Figure 3. Specific module subsets correlate with laboratory results.

A. Heatmap representing correlation (Spearman R) between module percent expression in columns and continuous laboratory parameters in rows. Hierarchical clustering (Euclidian distance) was applied in both dimensions. B. Connection network representing correlation between molecular nodes (modules) in blue and clinical nodes (laboratory parameters) in green. Spearman R correlation greater than 0.3 are represented.

Figure 4. Patient signature varies with blood draw index, dissemination and clinical presentation.
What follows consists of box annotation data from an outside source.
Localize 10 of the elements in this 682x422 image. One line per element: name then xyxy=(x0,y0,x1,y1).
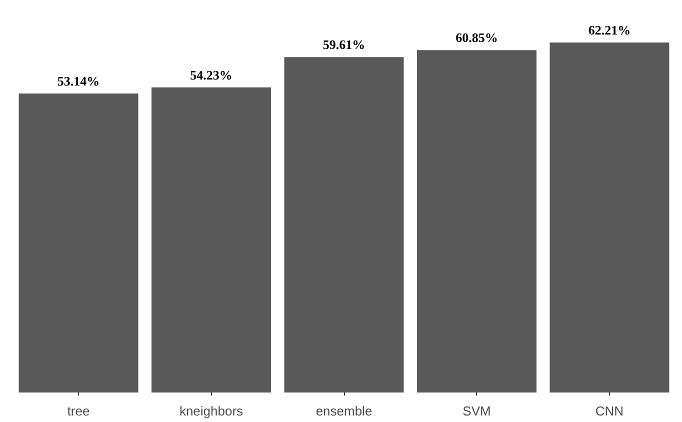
x-tick-label: tree xyxy=(67,404,90,418)
data-label: 60.85% xyxy=(456,30,498,46)
x-tick-label: kneighbors xyxy=(179,404,244,418)
data-label: 62.21% xyxy=(588,22,631,38)
data-label: 54.23% xyxy=(190,67,232,82)
x-tick-label: CNN xyxy=(595,404,624,418)
data-label: 59.61% xyxy=(322,37,366,52)
x-tick-label: ensemble xyxy=(316,404,372,418)
x-tick-label: SVM xyxy=(462,404,491,418)
data-label: 53.14% xyxy=(57,74,100,89)
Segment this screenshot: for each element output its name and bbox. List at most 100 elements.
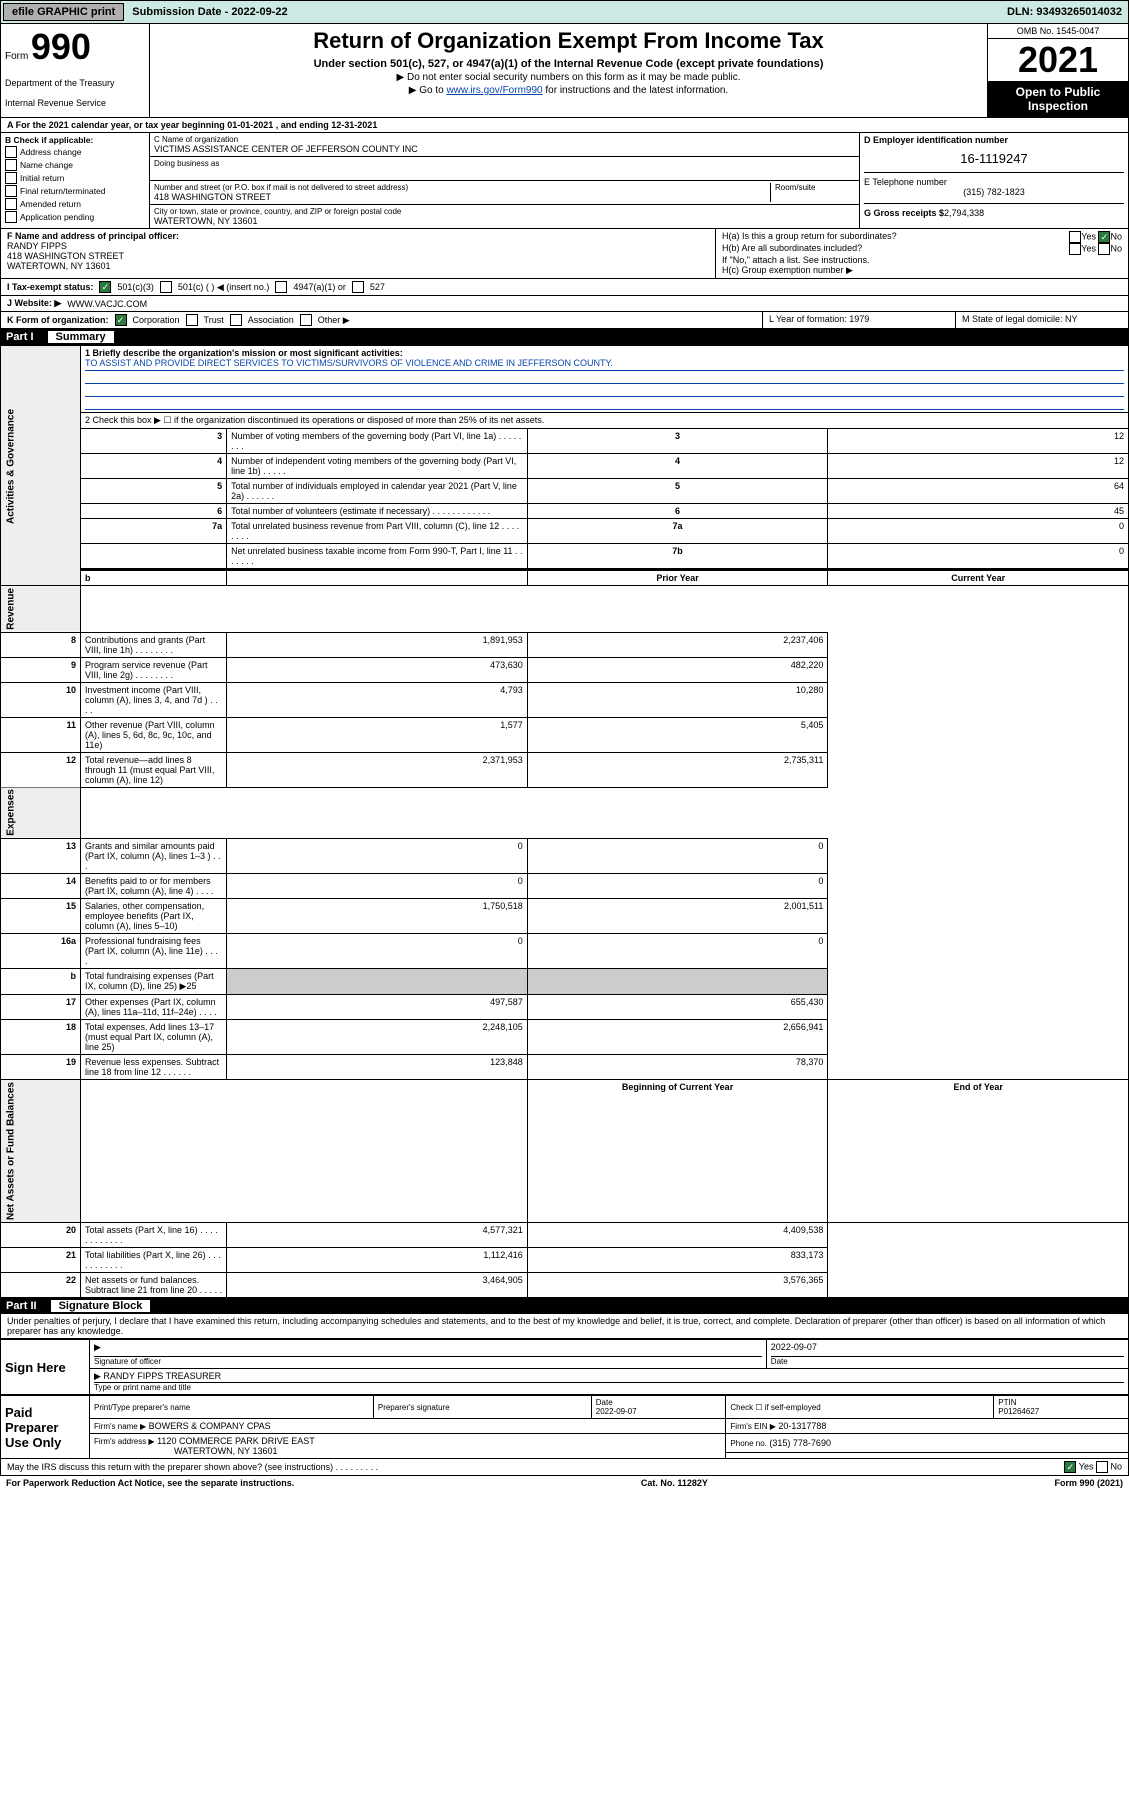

A. Patients were organized in four quarters Q1 through Q4 based on blood draw index (ratio draw day/hospitalization duration). A low draw index signifies proximity to hospital admission while a high draw index signifies proximity to discharge. Transcripts differently expressed between the four draw index quarters were selected by non-parametric ANOVA (Kruskal-Wallis, p<0.01, Benjamini-Hochberg false discovery rate) and represented as a heatmap (red, yellow, blue). The same statistical filter was applied at the module level (red, white, blue heatmap below). Individual MDTH was represented above as a line chart. B. Column scatter plot of individual MDTH per blood draw index quartile. Horizontal bars represent group median. Non-parametric ANOVA (Kruskal-Wallis) with Dunn's post-hoc test was applied. C. Non-linear regression model (one-phase decay) of MDTH (left Y-axis) and CRP (right Y-axis) as a function of blood draw index. D. Column scatter plot of individual MDTH per infection localization group. E. Column scatter plot of individual MDTH per clinical presentation group. Horizontal bars represent the median value for each group. Non-parametric ANOVA (Kruskal-Wallis) with Dunn's post-hoc test was applied between patient groups.
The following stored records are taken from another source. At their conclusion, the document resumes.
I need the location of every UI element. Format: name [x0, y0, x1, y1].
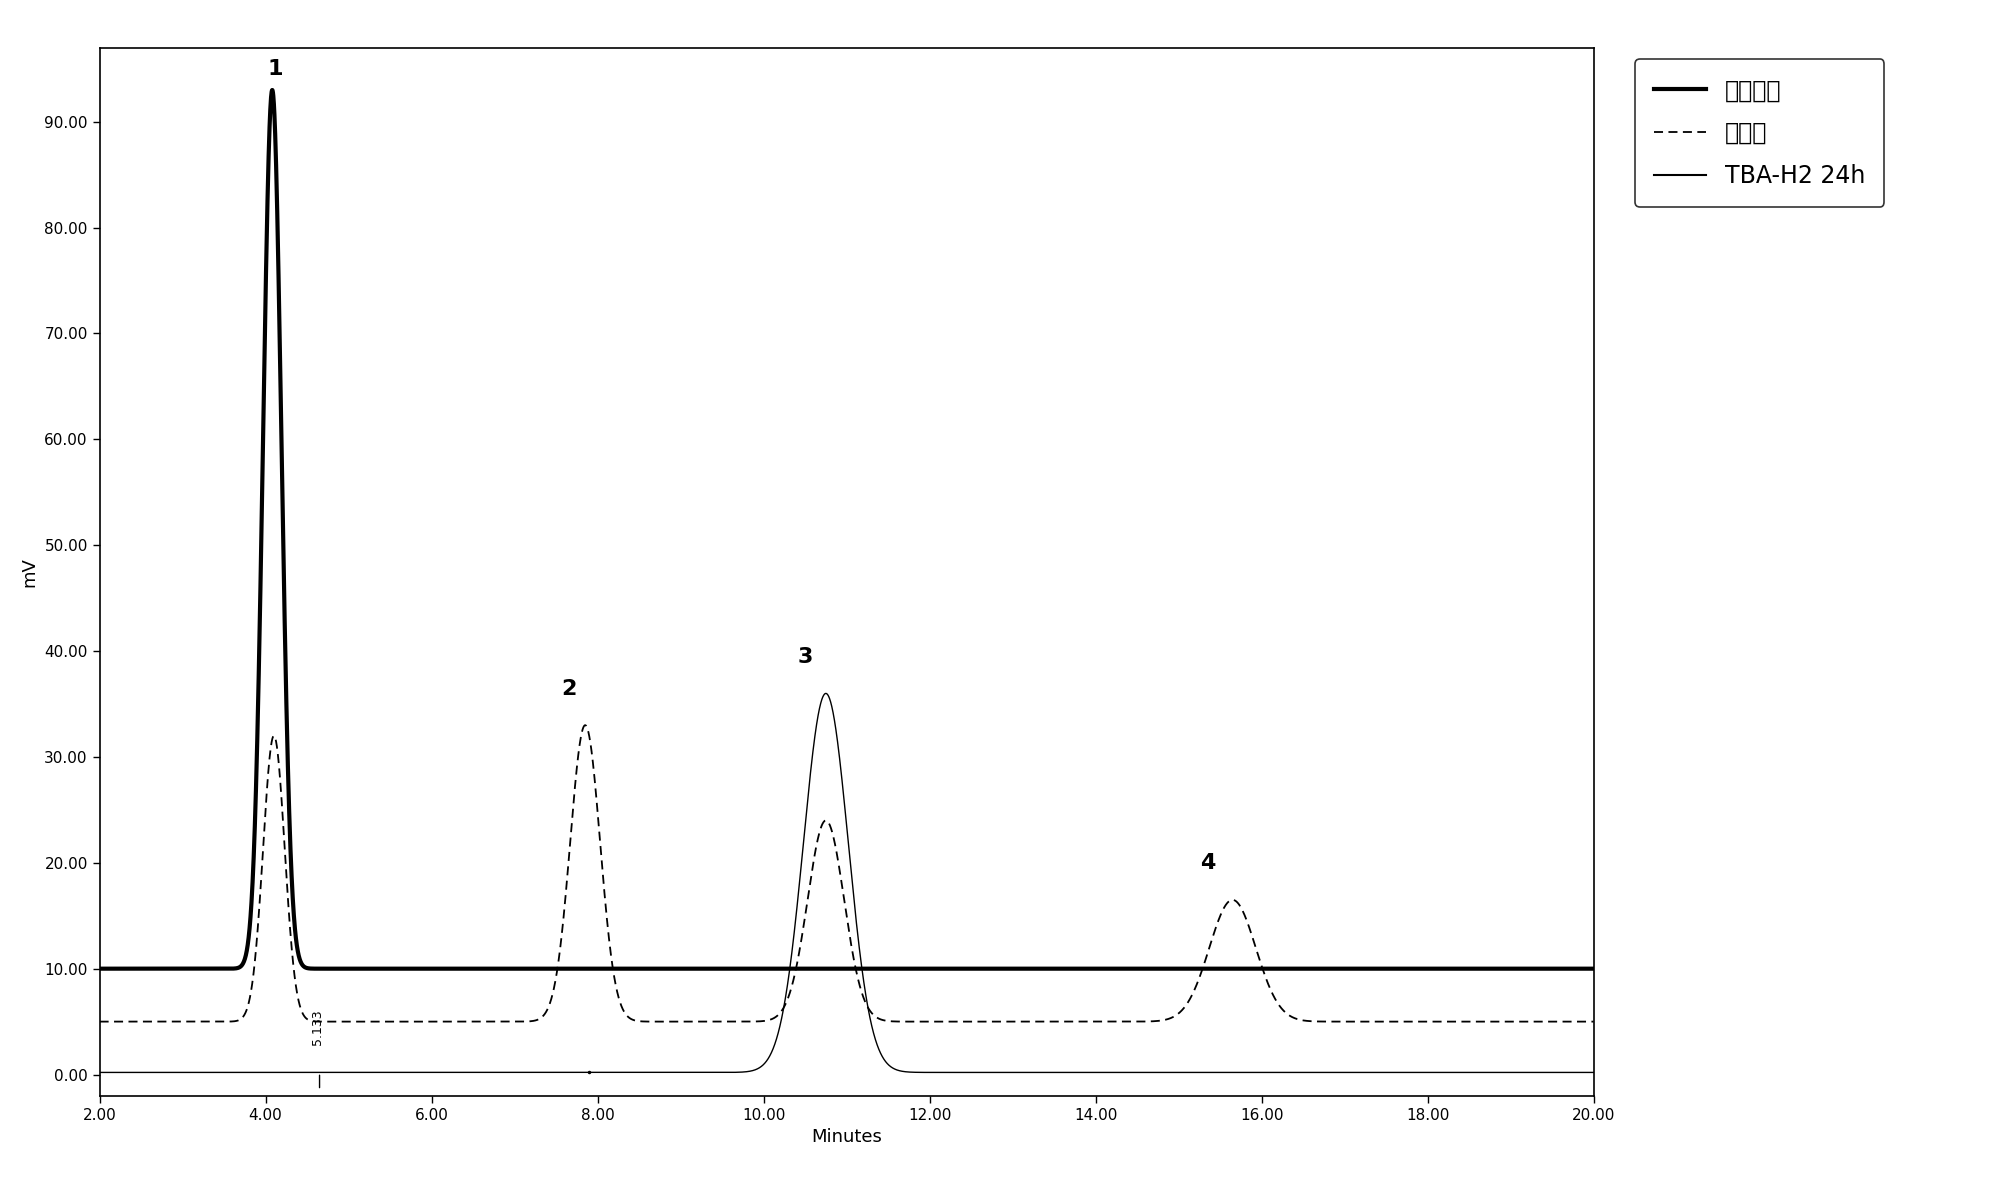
Text: 1: 1: [267, 60, 283, 80]
Text: 4: 4: [1199, 854, 1215, 873]
Legend: 无酶对照, 标准品, TBA-H2 24h: 无酶对照, 标准品, TBA-H2 24h: [1635, 60, 1884, 207]
Text: 3: 3: [797, 647, 813, 667]
X-axis label: Minutes: Minutes: [811, 1128, 882, 1146]
Text: 2: 2: [562, 679, 576, 699]
Text: 5.133: 5.133: [311, 1009, 323, 1045]
Y-axis label: mV: mV: [20, 556, 38, 587]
Figure 5. The osteoarticular infection signature displays increased blood coagulation.

We compared the transcriptional signatures from patients with pneumonia and patients with osteoarticular infections. To properly balance osteoarticular and pneumonia groups, patients with pneumonia with a draw index less than 0.75 (nine patients) were selected (active disease). Nine patients with osteoarticular infection were selected with matching MDTH so that global quantitative signature was equivalent between the two groups. Nine healthy controls were selected from the training and nine from the test set (18 healthy controls in total) as reference. A. Top left panel: mean module map for the nine patients with osteoarticular infections compared to the 18 healthy controls. Bottom left panel: mean module map for the 9 patients with staphylococcal pneumonia compared to the 18 healthy controls. Top right panel: substraction map of osteoarticular infections minus pneumonia. Only differences greater than 40% are represented. Bottom right panel: Annotation legend for modules identified. B. Heatmap representing genes differentially expressed (t-test, <0.05, no correction) between osteoarticular infections and pneumonia (hierarchical clustering, Pearson). 190 genes were upregulated 1.5-fold or more in osteoarticular infections versus pneumonia and healthy controls. 185 genes were upregulated 1.5-fold or more in pneumonia versus osteoarticular infections and healthy controls. C. Area chart representing PANTHER comparison for pathway enrichment between the two lists from C.